Glad to hear you like Toronto. It's a pretty special place and I feel fortunate to live here. Should you ever come here it would be my pleasure to meet you.

Chubbypanda said...

Bubblicious! =)

Sorry. Couldn't resist.

breadbasketcase said...

Doughadear,
It's great to know that I have a bread friend in Toronto!

Chubbypanda,
No need to apologize--it was bubblicious.

Rivet said...

This was some of the best tasting bread I have evermade, although it came out looking LIKE NOTHING it was supposed to. Any ideas why?

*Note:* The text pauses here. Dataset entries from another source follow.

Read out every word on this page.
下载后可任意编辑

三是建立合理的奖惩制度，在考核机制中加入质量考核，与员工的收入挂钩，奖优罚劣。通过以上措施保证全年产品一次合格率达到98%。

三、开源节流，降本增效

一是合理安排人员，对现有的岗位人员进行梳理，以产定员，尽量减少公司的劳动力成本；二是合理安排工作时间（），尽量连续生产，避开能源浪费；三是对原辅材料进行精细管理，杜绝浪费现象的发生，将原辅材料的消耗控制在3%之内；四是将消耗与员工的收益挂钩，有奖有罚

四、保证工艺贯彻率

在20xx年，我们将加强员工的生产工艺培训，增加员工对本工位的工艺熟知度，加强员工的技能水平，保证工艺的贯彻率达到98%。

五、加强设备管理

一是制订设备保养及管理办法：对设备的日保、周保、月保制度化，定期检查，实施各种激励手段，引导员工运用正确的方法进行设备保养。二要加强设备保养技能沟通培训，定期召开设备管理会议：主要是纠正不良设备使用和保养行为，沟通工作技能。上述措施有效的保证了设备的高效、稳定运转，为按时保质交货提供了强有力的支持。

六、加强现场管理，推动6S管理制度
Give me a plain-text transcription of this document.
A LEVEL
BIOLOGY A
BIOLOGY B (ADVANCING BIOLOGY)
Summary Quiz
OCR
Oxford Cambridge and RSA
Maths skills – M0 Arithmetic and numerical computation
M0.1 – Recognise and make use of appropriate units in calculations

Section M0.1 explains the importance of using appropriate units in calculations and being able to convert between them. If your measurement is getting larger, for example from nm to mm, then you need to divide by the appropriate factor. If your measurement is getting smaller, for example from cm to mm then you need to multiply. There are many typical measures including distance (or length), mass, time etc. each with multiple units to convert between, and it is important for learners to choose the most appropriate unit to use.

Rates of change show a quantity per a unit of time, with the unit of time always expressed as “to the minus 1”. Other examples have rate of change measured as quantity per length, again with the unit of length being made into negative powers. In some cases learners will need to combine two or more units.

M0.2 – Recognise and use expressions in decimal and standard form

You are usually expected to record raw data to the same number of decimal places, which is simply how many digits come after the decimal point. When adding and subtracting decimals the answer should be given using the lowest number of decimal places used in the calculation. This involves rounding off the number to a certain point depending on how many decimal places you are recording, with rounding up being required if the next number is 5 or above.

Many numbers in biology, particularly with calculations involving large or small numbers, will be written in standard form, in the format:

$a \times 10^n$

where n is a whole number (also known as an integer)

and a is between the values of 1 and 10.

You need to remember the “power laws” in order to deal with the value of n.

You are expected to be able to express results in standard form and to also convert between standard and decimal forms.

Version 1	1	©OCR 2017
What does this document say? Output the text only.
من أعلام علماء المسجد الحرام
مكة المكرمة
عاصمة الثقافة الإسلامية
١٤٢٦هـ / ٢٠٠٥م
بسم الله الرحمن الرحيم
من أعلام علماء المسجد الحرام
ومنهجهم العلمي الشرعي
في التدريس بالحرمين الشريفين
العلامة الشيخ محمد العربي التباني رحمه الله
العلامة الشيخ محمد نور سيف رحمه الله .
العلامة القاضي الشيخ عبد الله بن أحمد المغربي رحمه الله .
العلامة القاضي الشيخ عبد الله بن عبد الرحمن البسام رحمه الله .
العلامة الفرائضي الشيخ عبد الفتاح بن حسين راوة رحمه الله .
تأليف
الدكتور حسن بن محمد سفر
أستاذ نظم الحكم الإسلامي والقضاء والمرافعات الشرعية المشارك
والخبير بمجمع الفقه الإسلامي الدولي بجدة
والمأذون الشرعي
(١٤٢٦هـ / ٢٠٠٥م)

I'm open to suggestions. I have another poolish rising on day 2 and will be making another stab at it tomorrow.
You can see my attempt at it here:

http://foodsoftheworld.activeboards.net/forum_posts.asp?TID=1160&title=panne-coccodrillo

John said...

Well today's attempt is looking much, much better so far. Same 3 day affair, but using "softer" American bleached AP flour (that's still 9 to 11 % protein which is high compared to European flours).
The fermenting dough looks alien and alive!
Will begin baking in a few hours. For pics, you can follow the link I posted above, later today.